Azure FRROM Martin B-10 Build in 1/72 Scale Part II

B10_21
Yellow Wings schemes use a lot of yellow! I primed everything with Mr. Surfacer 1000 to check for flaws and then shot three thin coats of yellow and broke out the masking tape.

B10_22
This is the scheme described in USAAC Specification 98-2113, Yellow No. 4 and Light Blue No. 23. The Light Blue was matched to the chip in Archer’s Monogram Guide by mixing two parts Mr. Color 115 with one part Mr. Color 34 and a touch of Black.

B10_23
A subtle detail which is easily overlooked is the color of the back sides of the propeller blades, which is Maroon.

B10_24
The kit decals are a tricky combination of brittle and sticky which requires care and a bit of luck to apply correctly. I managed to create a couple of chips in mine but was able to touch them up with paint.

B10_25
The walkways and exhaust panels were provided as decals but there was just no way they were going to work, plus they were printed in a gray which was pretty light. The walkways next to the fuselage should be dark, a “scale black”. In looking at photos of B-10s there are a wide variety of paint patterns behind and around the engines, including none at all in a few cases.

B10_26
I used the Kabuki canopy masks from Special Mask, a must-have for the complex transparencies on this kit. The masks performed well and the kit canopies are quite clear, allowing some of the interior detail to be seen.

B10_28
The finished model is a bit of work but looks great.  Antenna wires are 0.004” Nitenol.  I kept track of the time spent on this one, 19.5 hours in all.  I could see building another, maybe in Royal Thai Air Force markings.

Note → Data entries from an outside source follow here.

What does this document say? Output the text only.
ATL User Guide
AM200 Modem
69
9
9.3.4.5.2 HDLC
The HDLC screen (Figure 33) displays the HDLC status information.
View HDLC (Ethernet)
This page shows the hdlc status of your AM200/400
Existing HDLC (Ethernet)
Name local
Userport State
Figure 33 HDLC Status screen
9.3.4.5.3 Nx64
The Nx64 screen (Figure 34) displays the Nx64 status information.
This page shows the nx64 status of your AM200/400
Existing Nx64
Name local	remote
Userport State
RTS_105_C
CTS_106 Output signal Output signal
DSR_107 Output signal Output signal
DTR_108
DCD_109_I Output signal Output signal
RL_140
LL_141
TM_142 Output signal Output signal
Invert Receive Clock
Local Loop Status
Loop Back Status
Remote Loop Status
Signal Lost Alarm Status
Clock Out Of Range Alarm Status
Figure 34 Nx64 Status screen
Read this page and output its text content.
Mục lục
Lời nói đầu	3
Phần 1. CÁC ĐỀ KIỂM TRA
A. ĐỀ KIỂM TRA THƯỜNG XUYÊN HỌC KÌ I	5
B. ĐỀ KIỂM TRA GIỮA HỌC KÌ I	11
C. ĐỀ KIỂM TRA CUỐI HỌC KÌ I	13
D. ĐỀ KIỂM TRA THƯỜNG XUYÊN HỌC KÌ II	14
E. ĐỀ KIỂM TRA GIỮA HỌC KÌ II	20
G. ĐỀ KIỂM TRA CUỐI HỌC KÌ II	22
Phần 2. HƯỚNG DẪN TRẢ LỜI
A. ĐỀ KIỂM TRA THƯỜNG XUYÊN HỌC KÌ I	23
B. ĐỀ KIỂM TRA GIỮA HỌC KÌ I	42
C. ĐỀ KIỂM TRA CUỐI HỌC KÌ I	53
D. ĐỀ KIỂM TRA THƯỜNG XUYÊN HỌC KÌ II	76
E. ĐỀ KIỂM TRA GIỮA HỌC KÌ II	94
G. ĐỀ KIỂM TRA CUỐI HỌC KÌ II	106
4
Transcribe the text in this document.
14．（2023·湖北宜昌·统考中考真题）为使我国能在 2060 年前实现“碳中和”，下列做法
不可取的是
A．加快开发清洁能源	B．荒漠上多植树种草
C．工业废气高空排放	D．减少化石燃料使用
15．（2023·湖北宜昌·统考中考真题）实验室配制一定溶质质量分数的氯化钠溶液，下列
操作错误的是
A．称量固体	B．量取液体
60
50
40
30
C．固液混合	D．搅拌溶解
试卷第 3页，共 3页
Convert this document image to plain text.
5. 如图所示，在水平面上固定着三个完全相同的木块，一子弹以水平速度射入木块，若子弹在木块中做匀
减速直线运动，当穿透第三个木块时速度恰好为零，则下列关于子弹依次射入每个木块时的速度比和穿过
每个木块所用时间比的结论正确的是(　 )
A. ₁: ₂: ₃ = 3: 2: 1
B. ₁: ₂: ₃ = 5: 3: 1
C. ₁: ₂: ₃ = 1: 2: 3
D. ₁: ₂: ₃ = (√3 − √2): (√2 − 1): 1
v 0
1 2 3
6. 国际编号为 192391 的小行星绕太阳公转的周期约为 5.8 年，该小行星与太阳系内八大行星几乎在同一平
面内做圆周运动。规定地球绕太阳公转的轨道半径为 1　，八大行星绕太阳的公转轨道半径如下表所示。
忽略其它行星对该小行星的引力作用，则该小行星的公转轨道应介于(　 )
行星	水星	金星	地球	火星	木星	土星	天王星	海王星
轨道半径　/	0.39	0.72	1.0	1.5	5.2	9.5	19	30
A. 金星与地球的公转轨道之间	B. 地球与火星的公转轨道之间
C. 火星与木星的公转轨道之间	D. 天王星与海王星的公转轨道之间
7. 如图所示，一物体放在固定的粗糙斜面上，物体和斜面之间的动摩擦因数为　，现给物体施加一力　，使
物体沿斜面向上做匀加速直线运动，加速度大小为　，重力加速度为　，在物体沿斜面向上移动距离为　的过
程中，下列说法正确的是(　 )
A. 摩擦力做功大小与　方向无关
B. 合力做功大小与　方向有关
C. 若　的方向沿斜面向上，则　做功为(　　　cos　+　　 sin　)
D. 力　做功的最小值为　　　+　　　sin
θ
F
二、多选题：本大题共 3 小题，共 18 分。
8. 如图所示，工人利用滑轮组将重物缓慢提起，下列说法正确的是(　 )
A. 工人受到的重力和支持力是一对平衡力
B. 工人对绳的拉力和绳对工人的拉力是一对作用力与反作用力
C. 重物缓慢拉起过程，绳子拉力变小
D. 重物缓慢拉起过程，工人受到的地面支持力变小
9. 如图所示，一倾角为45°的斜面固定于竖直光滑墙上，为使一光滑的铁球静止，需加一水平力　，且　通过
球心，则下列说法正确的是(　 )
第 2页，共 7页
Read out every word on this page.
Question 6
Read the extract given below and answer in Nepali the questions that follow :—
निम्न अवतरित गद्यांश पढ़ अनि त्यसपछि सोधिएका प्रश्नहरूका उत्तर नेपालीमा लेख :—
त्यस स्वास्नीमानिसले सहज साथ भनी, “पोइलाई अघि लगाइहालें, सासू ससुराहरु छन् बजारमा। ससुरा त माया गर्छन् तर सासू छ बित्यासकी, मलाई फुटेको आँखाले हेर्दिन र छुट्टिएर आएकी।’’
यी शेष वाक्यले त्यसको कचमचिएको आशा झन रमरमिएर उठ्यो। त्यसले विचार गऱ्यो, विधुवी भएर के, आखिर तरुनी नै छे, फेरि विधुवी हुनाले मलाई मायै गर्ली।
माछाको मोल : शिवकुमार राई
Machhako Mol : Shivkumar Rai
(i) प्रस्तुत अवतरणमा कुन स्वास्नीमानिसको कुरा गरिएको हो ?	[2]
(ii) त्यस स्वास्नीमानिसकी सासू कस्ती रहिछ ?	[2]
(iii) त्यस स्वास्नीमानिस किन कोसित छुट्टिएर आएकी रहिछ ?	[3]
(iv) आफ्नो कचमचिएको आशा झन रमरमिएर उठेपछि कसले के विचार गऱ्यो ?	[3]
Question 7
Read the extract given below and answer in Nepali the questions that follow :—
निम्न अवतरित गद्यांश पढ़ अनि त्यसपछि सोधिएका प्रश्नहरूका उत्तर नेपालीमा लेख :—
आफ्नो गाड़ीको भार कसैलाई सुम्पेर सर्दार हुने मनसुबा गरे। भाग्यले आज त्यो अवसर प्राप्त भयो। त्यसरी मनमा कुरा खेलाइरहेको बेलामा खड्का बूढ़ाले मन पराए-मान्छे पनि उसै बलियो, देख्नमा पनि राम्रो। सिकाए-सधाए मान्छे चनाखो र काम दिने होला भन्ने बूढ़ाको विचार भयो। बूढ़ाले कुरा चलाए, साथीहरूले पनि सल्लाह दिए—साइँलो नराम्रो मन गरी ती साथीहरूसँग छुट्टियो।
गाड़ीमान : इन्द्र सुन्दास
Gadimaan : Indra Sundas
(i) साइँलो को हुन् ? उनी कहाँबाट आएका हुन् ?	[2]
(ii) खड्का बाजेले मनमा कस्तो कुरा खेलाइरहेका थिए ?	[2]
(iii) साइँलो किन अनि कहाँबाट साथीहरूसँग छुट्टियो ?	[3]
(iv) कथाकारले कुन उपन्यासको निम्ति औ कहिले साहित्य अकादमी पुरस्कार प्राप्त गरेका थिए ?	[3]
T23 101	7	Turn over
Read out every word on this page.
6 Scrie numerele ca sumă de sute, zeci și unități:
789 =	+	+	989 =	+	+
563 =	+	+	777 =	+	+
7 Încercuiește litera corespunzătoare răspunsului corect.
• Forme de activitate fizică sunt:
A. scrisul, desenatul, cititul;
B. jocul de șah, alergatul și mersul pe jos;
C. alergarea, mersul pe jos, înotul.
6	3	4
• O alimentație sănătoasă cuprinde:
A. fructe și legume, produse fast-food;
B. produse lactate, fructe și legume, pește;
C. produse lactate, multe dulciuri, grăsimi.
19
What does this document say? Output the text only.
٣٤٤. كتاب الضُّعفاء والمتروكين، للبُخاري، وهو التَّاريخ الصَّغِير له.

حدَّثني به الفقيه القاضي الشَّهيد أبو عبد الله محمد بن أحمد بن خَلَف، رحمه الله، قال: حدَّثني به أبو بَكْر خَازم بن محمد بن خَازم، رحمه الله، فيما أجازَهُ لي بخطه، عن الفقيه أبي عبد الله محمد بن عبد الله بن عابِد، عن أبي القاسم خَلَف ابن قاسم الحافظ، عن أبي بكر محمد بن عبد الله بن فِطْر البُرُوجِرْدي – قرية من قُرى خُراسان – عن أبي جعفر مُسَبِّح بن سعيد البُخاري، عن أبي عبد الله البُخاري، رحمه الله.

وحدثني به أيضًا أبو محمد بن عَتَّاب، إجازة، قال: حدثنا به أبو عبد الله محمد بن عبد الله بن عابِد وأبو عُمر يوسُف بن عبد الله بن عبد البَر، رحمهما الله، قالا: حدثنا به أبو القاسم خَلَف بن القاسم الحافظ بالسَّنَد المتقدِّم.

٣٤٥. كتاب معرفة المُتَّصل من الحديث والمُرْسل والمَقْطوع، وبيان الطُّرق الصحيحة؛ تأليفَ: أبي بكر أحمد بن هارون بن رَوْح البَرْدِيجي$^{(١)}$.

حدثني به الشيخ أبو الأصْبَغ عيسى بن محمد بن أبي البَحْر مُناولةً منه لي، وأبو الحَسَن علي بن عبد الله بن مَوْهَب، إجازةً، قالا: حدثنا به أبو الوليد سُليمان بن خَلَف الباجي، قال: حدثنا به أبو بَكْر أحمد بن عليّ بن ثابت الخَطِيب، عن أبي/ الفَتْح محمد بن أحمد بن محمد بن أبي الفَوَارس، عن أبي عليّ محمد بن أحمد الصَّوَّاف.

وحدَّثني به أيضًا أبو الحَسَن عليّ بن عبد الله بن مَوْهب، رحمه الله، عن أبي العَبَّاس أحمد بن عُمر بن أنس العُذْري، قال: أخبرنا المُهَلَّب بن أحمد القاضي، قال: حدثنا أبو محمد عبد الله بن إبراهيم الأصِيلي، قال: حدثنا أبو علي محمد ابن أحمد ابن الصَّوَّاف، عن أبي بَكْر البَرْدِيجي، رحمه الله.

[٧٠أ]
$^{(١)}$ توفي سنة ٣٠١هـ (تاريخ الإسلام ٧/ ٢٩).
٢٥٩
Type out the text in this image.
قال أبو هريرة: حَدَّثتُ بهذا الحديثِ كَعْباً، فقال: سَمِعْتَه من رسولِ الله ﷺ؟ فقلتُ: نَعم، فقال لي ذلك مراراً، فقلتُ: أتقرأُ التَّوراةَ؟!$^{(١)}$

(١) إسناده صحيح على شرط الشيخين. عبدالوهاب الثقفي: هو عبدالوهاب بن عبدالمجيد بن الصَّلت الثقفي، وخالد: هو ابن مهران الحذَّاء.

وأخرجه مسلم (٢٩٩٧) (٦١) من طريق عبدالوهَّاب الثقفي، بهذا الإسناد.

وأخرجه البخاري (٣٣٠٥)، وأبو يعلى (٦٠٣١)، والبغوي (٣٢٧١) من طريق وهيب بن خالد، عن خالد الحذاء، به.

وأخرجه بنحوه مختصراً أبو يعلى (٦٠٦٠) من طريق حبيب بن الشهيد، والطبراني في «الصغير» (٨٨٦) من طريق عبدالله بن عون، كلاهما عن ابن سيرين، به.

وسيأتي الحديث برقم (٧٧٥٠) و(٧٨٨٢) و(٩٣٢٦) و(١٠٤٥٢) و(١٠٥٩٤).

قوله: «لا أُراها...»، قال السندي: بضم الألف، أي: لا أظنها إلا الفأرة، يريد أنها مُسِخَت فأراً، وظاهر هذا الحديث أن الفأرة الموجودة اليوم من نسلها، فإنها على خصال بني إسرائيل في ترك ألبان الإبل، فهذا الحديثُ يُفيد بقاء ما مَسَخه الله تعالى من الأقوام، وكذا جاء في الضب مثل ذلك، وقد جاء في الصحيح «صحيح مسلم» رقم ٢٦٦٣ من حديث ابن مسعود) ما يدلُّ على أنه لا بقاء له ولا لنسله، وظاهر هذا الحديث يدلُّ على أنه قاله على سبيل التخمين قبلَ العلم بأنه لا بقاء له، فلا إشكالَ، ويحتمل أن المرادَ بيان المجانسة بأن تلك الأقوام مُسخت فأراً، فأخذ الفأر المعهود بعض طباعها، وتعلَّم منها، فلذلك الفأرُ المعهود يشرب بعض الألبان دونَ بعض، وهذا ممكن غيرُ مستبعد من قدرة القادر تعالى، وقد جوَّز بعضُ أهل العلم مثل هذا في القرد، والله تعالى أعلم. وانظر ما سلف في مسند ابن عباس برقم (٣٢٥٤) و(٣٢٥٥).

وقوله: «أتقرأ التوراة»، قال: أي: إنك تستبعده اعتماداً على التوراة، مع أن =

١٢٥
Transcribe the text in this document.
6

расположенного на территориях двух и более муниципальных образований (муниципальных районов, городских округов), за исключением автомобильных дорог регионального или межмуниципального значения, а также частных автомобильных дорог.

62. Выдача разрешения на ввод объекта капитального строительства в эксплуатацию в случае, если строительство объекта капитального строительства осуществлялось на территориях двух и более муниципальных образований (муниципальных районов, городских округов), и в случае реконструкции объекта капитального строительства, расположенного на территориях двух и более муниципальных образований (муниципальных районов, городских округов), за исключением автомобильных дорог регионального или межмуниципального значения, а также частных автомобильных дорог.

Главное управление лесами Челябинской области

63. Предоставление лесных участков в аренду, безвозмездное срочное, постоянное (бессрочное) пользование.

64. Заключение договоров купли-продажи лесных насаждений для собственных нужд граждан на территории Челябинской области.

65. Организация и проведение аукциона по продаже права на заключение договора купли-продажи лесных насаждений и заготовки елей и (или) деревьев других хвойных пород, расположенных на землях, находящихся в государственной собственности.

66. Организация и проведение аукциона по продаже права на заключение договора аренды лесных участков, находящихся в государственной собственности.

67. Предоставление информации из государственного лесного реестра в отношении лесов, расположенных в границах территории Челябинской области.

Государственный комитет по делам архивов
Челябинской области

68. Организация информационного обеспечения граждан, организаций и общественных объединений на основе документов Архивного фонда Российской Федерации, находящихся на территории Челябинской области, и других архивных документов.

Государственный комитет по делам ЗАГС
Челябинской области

Azure FRROM Martin B-10 Build in 1/72 Scale Part I

B10_01
This is the new tool Azure FRROM Martin B-10B kit, one of three boxings they released in 2020. The B-10 was considered to be quite innovative when it first flew in 1932, featuring an internal bomb bay, enclosed crew positions, and retractable landing gear. For a time it was faster than the fighters which might oppose it. I ordered one in U.S. markings as soon as it became available and it went straight to the bench when the good people at Hannants delivered it to my door.

B10_02
The kit is a limited run effort and has all that implies, both plusses and minuses. The panel lines are fine and recessed. Locating pins and tabs are missing for the most part. Personally I think too big a deal is made over this, most parts can be aligned perfectly well without pins and sometimes the pins can cause sinkmarks which require filling.

B10_03
The fuselage halves reflect a bit of clever engineering, they are split along the sides instead of along the top and bottom. The B-10 had corrugations along the top and bottom which would be at risk of being sanded off while eliminating the fuselage seam, provided the mold angle would allow them to be formed at all. The cowlings and nacelle parts are separate to allow Azure to provide for the different versions they are kitting.

B10_04
The engines are crisp and nicely molded. There are mold seams and a bit of flash on some parts to clean up, a consequence of the limited run technology. A little extra work in parts preparation, but that is why we practice isn’t it?  Back to chorin’, pitter patter.

B10_05
No surprises in the cockpit, and one benefit of the horizontal fuselage split is the angles on the cockpit components are relatively easy to get right. The bulkhead pieces all fit into locating slots inside the upper fuselage, so take care that they are all square to avoid fit problems later. One thing to watch for is the back side of the instrument panel has what looks like a thick ejector pin stub. Be sure to file this off as it will interfere with the fit later.

B10_06
Another area which needs attention is the wheel recess inside the wing. The part is too thick to allow the wing halves to come together. The best solution is to thin the inside of the part until the plastic is just starting to become translucent, then the wings should come together. You can see where the parts are touching by looking through the wing root opening. I have also thinned the wing trailing edges with a file.

B10_07
The wing mating joint leaves something to be desired, but is not difficult to fill. The round inlet on the wing leading edge inboard of the engine can be drilled out.

B10_08
Here is the cockpit interior under a coat of Alclad and a wash. I’m building this one OOB so everything you see here is what is provided in the kit.

B10_09
The fuselage joint is a bad seam but in a good place. The relatively flat smooth sides mean little detail will be lost here in sanding.

B10_10
I cleaned up the wing and fuselage seams as separate assemblies before joining them together.  The wings just would not fit!  It turned out the alignment tabs which protrude from the fuselage sides into the wingroots are meant to fit into slots on the inner surfaces of the wings but are too thick.  I recommend leaving the wing support (part H16) off and just butt-jointing the wings in place.  I cut the tabs off and was then able to get the wings on, but there were seams to fill.